Esta reflexión final la ponemos bajo los epígrafes de mirada retrospectiva,
introspectiva y prospectiva. Una división más bien convencional, pero que puede
establecer cierto orden y claridad en la exposición de nuestro pensamiento y
ayudar al lector a seguirlo con mayor facilidad y provecho.
1.Mirada
retrospectiva
La mirada retrospectiva que ponemos sobre todo lo expuesto
quiere subrayar estos puntos concretos: a) El origen pagano del ‘cristianísimo’
dogma del PO; b) El cristianismo occidental ¿religión del amor-religión del
miedo?; c) El PO, ¿rémora para la cultura secular en Occidente?

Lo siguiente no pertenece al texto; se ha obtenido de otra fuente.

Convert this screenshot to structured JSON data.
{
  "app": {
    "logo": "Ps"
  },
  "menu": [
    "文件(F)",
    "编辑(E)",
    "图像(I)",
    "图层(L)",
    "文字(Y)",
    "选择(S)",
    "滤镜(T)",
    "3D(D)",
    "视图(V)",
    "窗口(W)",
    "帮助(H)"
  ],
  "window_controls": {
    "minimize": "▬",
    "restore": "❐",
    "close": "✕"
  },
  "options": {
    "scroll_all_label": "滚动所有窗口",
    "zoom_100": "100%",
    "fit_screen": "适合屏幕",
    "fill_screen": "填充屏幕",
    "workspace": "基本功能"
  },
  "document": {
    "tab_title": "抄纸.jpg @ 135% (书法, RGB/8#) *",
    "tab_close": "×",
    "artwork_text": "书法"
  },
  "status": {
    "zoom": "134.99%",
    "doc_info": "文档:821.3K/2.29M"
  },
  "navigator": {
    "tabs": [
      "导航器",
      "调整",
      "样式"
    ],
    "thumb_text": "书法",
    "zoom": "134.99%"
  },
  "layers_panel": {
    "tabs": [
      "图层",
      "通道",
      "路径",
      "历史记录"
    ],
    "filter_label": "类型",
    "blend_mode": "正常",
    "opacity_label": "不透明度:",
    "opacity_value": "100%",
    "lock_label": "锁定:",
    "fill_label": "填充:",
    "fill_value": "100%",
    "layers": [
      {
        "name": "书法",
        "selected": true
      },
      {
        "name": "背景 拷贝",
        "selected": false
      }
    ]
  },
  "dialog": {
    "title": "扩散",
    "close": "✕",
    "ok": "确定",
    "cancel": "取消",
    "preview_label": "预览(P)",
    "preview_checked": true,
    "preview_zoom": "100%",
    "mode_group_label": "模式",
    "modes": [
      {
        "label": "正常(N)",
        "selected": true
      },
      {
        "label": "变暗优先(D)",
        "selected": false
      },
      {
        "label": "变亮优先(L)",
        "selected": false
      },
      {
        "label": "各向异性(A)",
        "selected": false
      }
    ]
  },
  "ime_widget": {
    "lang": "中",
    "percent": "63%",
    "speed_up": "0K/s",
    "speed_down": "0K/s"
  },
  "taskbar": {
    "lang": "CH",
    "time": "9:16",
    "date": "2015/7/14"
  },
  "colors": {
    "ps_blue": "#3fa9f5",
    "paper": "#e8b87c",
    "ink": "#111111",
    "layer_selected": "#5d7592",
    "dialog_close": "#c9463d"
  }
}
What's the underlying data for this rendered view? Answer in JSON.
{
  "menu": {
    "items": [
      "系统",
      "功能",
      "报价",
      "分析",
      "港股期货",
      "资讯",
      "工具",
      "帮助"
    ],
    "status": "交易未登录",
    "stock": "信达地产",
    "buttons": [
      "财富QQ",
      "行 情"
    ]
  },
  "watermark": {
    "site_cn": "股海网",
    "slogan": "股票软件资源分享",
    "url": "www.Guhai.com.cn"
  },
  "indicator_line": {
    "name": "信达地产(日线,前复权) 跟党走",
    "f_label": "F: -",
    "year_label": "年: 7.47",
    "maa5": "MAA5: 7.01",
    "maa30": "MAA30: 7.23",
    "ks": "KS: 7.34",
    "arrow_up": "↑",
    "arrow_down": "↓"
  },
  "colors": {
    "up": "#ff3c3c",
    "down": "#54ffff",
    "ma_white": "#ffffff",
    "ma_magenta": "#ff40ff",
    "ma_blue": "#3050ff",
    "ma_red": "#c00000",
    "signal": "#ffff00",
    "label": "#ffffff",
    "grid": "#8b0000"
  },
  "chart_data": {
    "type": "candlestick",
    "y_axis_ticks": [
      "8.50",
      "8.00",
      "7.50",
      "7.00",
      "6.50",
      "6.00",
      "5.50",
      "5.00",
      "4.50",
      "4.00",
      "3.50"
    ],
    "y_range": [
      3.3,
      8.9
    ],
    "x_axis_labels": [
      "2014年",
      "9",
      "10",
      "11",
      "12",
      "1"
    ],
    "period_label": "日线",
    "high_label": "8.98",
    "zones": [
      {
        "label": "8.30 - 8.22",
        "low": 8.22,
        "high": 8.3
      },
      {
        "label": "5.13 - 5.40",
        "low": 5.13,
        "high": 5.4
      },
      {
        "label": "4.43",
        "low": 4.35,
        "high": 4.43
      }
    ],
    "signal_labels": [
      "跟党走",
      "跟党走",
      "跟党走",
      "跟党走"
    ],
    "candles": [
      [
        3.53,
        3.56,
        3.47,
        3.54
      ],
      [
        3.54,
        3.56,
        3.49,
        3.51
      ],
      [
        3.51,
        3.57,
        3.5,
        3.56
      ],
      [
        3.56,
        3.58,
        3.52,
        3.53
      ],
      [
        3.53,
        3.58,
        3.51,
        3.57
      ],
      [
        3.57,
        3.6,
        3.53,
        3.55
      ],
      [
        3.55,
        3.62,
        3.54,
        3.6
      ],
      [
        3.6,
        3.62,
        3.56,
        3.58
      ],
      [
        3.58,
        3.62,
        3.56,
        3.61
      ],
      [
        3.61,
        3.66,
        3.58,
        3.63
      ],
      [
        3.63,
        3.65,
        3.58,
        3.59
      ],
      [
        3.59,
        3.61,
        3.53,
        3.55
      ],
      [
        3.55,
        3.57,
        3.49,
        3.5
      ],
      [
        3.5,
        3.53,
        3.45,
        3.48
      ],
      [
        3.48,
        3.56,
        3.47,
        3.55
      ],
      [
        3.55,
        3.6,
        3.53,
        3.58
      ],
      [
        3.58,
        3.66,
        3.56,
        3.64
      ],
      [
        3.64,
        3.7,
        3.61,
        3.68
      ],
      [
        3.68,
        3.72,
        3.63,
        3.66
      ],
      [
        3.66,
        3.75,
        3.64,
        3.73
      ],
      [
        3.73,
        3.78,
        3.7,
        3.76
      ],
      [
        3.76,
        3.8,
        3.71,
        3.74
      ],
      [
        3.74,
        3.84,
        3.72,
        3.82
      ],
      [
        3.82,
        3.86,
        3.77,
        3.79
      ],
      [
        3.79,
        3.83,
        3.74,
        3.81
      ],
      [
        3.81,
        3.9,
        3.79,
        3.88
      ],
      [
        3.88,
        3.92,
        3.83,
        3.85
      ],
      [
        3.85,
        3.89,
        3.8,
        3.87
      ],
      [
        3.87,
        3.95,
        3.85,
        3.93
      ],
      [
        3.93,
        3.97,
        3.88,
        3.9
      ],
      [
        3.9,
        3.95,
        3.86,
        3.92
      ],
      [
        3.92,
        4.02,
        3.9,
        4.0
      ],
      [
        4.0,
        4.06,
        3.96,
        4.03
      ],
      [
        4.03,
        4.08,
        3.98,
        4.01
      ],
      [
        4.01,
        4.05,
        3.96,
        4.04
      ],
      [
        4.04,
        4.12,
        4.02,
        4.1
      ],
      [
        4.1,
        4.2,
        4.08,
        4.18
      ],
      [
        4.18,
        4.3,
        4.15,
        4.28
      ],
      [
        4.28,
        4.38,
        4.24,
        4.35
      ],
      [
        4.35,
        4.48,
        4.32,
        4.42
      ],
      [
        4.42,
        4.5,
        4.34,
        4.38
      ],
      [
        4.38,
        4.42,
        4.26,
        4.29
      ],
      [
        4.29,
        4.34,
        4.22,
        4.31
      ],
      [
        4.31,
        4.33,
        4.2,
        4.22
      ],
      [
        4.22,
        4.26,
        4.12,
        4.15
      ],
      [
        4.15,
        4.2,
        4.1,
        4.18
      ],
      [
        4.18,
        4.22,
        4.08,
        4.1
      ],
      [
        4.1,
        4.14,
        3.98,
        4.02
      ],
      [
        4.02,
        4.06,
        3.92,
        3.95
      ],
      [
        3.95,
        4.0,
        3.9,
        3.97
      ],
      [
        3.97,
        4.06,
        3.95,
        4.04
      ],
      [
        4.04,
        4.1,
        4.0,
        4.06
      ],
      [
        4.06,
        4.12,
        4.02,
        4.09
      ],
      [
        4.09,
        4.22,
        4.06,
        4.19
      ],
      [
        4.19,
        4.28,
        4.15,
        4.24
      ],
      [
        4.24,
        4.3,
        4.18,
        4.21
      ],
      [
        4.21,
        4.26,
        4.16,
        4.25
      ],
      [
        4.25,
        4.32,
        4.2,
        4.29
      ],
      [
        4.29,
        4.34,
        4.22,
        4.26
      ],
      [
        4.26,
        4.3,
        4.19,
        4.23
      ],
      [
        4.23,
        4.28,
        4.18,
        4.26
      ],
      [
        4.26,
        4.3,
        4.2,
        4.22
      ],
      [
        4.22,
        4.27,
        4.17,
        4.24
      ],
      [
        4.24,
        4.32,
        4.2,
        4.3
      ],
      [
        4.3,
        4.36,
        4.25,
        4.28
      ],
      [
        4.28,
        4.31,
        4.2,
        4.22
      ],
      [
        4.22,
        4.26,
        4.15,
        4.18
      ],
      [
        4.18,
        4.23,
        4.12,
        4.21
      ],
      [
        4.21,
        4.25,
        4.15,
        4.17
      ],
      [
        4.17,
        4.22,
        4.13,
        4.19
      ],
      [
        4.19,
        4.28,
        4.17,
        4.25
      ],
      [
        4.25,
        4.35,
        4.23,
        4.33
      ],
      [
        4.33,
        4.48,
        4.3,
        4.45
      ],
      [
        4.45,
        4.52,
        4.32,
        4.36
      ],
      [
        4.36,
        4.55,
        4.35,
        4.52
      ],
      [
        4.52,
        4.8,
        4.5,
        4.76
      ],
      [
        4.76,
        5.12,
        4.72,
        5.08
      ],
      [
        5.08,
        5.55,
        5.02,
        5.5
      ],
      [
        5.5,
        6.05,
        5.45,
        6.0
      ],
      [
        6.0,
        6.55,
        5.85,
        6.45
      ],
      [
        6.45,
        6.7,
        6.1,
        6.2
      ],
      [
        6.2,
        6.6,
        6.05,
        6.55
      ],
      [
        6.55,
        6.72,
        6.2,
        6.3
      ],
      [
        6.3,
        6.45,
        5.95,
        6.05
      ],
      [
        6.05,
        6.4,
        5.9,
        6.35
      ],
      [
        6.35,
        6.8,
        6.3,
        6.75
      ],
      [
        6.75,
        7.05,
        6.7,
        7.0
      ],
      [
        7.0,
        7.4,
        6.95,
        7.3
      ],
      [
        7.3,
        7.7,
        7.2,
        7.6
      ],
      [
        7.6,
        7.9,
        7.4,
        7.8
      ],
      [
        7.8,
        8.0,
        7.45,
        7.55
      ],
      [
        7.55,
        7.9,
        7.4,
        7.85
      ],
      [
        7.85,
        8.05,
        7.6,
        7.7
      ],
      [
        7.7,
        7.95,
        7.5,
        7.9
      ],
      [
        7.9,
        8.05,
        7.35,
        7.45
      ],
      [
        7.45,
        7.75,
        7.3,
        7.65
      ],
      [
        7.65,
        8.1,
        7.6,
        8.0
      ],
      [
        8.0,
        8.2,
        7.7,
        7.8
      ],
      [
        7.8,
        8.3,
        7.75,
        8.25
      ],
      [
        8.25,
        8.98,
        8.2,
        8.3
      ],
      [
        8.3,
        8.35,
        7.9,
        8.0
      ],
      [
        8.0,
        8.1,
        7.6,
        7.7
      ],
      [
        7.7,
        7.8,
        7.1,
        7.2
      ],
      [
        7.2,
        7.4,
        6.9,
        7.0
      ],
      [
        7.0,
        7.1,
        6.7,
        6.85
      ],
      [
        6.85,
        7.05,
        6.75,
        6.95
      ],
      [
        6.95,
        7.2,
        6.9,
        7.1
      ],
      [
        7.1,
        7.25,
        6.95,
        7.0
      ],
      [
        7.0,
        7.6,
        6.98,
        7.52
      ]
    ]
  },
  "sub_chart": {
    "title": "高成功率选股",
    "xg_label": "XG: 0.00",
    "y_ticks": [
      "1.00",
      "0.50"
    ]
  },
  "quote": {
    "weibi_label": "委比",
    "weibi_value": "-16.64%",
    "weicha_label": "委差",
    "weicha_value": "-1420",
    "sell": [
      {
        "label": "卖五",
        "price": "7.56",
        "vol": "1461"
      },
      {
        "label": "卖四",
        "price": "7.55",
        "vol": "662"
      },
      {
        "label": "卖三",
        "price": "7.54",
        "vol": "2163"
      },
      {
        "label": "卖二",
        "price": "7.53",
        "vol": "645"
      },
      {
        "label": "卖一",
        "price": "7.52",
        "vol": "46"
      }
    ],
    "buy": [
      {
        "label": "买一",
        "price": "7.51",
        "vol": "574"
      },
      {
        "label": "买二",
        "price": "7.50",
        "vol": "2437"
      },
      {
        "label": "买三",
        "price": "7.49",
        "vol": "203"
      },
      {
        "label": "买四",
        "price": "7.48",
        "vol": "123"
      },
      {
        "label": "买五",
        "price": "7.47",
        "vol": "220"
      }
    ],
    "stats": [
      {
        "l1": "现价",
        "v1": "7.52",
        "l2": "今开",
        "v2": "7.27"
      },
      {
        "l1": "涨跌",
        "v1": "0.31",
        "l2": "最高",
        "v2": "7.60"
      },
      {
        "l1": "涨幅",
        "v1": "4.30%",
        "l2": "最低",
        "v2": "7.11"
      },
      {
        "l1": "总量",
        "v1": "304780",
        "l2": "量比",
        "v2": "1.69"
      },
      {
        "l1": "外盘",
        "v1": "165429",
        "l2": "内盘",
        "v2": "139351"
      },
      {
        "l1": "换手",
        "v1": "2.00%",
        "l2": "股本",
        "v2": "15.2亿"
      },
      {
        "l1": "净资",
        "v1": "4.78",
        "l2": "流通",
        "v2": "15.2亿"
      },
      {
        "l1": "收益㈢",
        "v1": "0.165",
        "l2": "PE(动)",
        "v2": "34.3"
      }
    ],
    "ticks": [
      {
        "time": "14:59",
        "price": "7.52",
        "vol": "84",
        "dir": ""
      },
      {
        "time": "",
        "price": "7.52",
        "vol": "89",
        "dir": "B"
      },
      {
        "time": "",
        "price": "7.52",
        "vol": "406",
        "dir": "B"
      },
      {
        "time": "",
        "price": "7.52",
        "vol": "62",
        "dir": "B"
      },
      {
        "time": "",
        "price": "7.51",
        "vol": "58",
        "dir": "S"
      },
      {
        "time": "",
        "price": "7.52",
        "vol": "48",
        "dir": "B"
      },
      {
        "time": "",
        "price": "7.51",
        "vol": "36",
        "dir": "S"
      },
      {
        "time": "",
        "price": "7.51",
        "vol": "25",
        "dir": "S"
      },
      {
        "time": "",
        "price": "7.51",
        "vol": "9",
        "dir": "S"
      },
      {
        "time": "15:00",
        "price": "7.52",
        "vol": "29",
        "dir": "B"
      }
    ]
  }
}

Origen pagano de la teoría del PO.
En el año 1967 en un coloquio internacional del más alto nivel humanístico,
filosófico, teológico y científico decía R. Panikkar: “Es inútil recordar que el mito del pecado original es originariamente
pagano”. La certeza de esta afirmación no h a hecho más que crecer desde
entonces hasta hoy. Ningún conocedor de la historia de las religiones, de la
cultura secular antigua, de la historia de la teología, podría ponerla hoy en
duda.
Los teólogos cristianos de la época patrística pensaron
que la creencia pagana en la ¡caída
originaria’, con todos sus antecedentes, concomitantes y consiguientes, era una
buena preparación para el Evangelio y aculturaron e inculturaron en ella su
mensaje sobre Cristo Salvador. El resultado final fue la creación funcional,
pero artificial del dogma del PO, vigente desde el siglo V hasta hoy mismo en
el cristianismo occidental. Este
dogma y la cultura humanista secular vivieron en perfecta simbiosis durante
varios siglos. En realidad, durante siglos, no existía una cultura secular ya
que ésta sobrevivía absorbida por una cultura teológica y dentro de un régimen
de cristiandad. Durante siglos fue hegemónico el dominio de la cultura
eclesiástica, teológica, clerical, monástica. El Renacimiento humanista del
siglo XV, por su revalorización de la naturaleza humana, podría significar una
superación virtual de la ‘antropología
del hombre caído’. Así lo constataron con energía primero Lutero, los
jansenistas y grupos de teólogos católicos. Por eso, reafirmaron en el concilio
de Trento la vieja doctrina. Al llegar la Ilustración, la cultura secular logra
su autonomía y personalidad propia. Por desgracia, a espaldas, en gran medida,
de las Iglesias cristianas. Desde entonces la cultura secular proponía la
repulsa del dogma cristiano del PO como una de las condiciones indispensables
para dejar paso a la modernidad y al progreso cultural de Occidente.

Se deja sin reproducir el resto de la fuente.